Todo transcurría como un thriller que nos mantenía al borde del asiento y con ganas de ver qué es lo que el personaje hacía con las personalidades de las que era víctima. Hasta la escena final, cuando vimos a Bruce Willis observar la noticia que hace referencia a la captura del enmarañado psicópata. Mucha gente se sorprendió en el cine hace más de un año cuando Fragmentado estaba en la sala; otros más no supimos qué era lo que pasaba con esa extraña aparición (yo estaba en ese grupo). Supuse que se trataba de una especie de cameo importante para la historia, pensando que esto se debía a la continuación de la cinta; y sí y no. Sí, porque jamás asocié con Fragmentado una película de Shyamalan que vi en mi época de universitario llamada El Protegido, que en inglés se llamó Unbreakable, es decir, irrompible que honestamente tiene mucho más que ver con la historia ese nombre que el que decidió ponerle la distribuidora en español; entonces, el personaje que aparecía al final de Fragmentado era David Dunn, interpretado por Willis y estelar de El Protegido. Lo que Fragmentado hacía referencia es que David Dunn, un personaje a quien no se le rompen los huesos se enfrentará al alter ego más poderoso de Kevin (McAvoy), es decir, La Bestia y no, porque la referencia era entendida solamente para quienes tenían muy buena memoria para recordar con precisión al personaje de Willis o más difícil aún, recordar El Protegido, que en su estreno hace 18 años, pasó prácticamente desapercibida.

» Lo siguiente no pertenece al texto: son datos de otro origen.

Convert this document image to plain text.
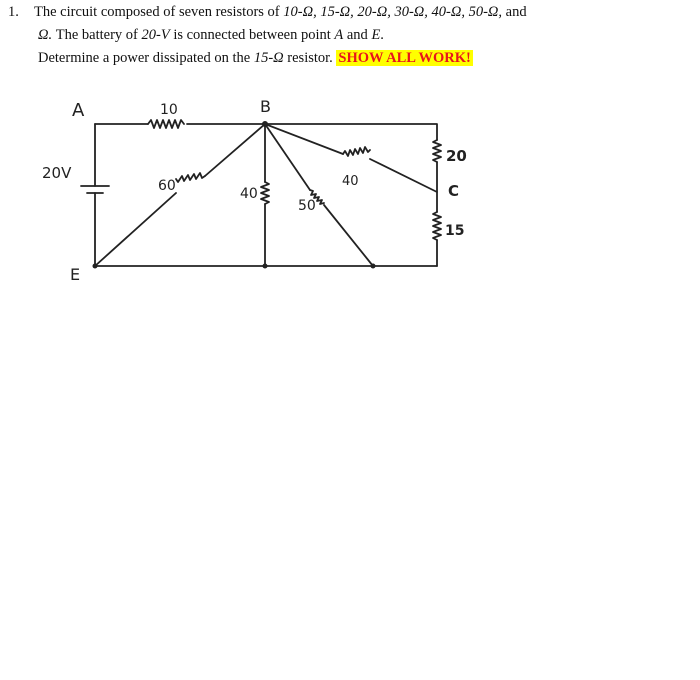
1. The circuit composed of seven resistors of 10-Ω, 15-Ω, 20-Ω, 30-Ω, 40-Ω, 50-Ω, and
Ω. The battery of 20-V is connected between point A and E.
Determine a power dissipated on the 15-Ω resistor. SHOW ALL WORK!
A	B
C
E
20V
10
60	40
50
40
20
15
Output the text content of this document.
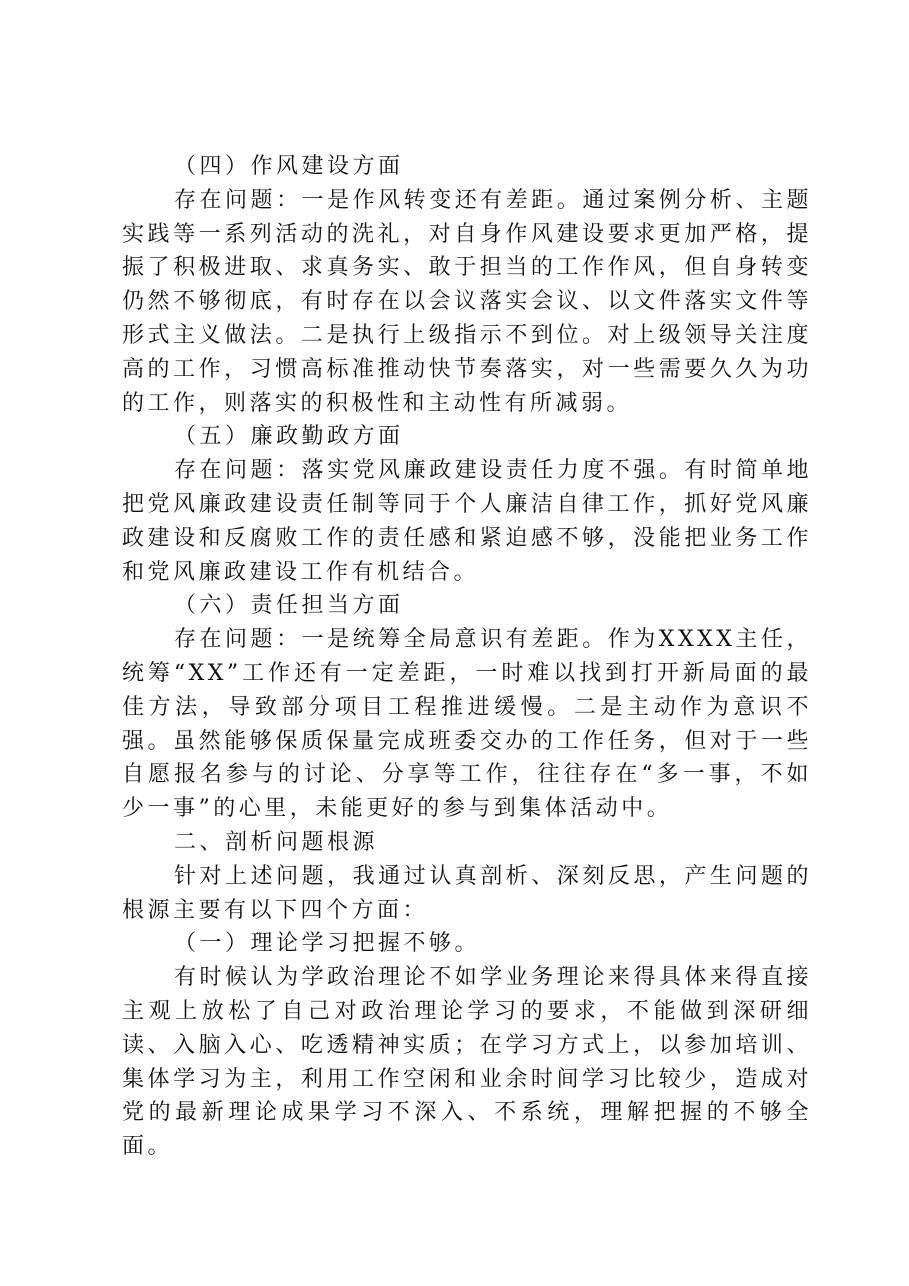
（四）作风建设方面

存在问题：一是作风转变还有差距。通过案例分析、主题实践等一系列活动的洗礼，对自身作风建设要求更加严格，提振了积极进取、求真务实、敢于担当的工作作风，但自身转变仍然不够彻底，有时存在以会议落实会议、以文件落实文件等形式主义做法。二是执行上级指示不到位。对上级领导关注度高的工作，习惯高标准推动快节奏落实，对一些需要久久为功的工作，则落实的积极性和主动性有所减弱。

（五）廉政勤政方面

存在问题：落实党风廉政建设责任力度不强。有时简单地把党风廉政建设责任制等同于个人廉洁自律工作，抓好党风廉政建设和反腐败工作的责任感和紧迫感不够，没能把业务工作和党风廉政建设工作有机结合。

（六）责任担当方面

存在问题：一是统筹全局意识有差距。作为XXXX主任，统筹“XX”工作还有一定差距，一时难以找到打开新局面的最佳方法，导致部分项目工程推进缓慢。二是主动作为意识不强。虽然能够保质保量完成班委交办的工作任务，但对于一些自愿报名参与的讨论、分享等工作，往往存在“多一事，不如少一事”的心里，未能更好的参与到集体活动中。

二、剖析问题根源

针对上述问题，我通过认真剖析、深刻反思，产生问题的根源主要有以下四个方面：

（一）理论学习把握不够。

有时候认为学政治理论不如学业务理论来得具体来得直接主观上放松了自己对政治理论学习的要求，不能做到深研细读、入脑入心、吃透精神实质；在学习方式上，以参加培训、集体学习为主，利用工作空闲和业余时间学习比较少，造成对党的最新理论成果学习不深入、不系统，理解把握的不够全面。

Para ser más precisos, yo tenía como mayor referente a Shyamalan por películas grandiosamente malas. Grandiosas por todo el derroche de tecnología y efectos especiales que utilizaban y malas porque simplemente eran un desastre. “La Dama en el Agua”, “El fin de los tiempos”, “El último maestro del aire” o “Después de la Tierra” dejan constancia de que Shyamalan era un director que podía hundir la carrera de un gran actor por haber aparecido en una de sus malísimas películas, vean a Will Smith y a su hijo Jaden o a Paul Giamatti. Lejos quedaban sus años de gloria de cuando dirigió “El sexto sentido” o “Señales”. Pero nadie, en serio nadie, se acordaba de El Protegido, quizá su obra con más posibilidades y la más querida para el cineasta.

Pronto, supe que tanto Kevin como David Dunn y Elijah Price /Mr. Glass, formaban parte del mismo universo y que al fin, después de casi 20 años, el cineasta podría terminar su tan ansiada trilogía de súper héroes poco convencionales. Para que esto pudiera ser posible, evidentemente tuvo que ver la gran recepción que Fragmentado tuvo en las salas de cine, pues de inmediato, conquistó a un sinnúmero de fanáticos fieles a la historia y a otros que nos tuvo buscando El Protegido hasta que la encontramos y yo, pude revivirla (¡bendito seas Netflix!), además de que fue recibida bastante bien por la crítica especializada, siendo su película mejor calificada desde “El Sexto Sentido”.

La cinta Glass, reunirá a los tres súper humanos presentados por Shyamalan en El Protegido y Fragmentado, es decir a David Dunn, Elijah Price / Mr. Glass y a La Bestia, ahora supongo centrándose en la grandiosa y manipuladora mente de Mr. Glass a quien además, Samuel L. Jackson vuelve a interpretarlo.
Sin duda, estamos a punto de ver la reivindicación de un director que muchos pensábamos, se dedicaba únicamente a hacer ridículas películas para Hollywood. Yo, tengo muchas ansias de ver ya Glass, esperando también las extraordinarias tomas que asemejan una viñeta de comic y esos movimientos de cámara tan vertiginosos, que hicieron de El Protegido y Fragmentado, películas aclamadas y hoy, queridas.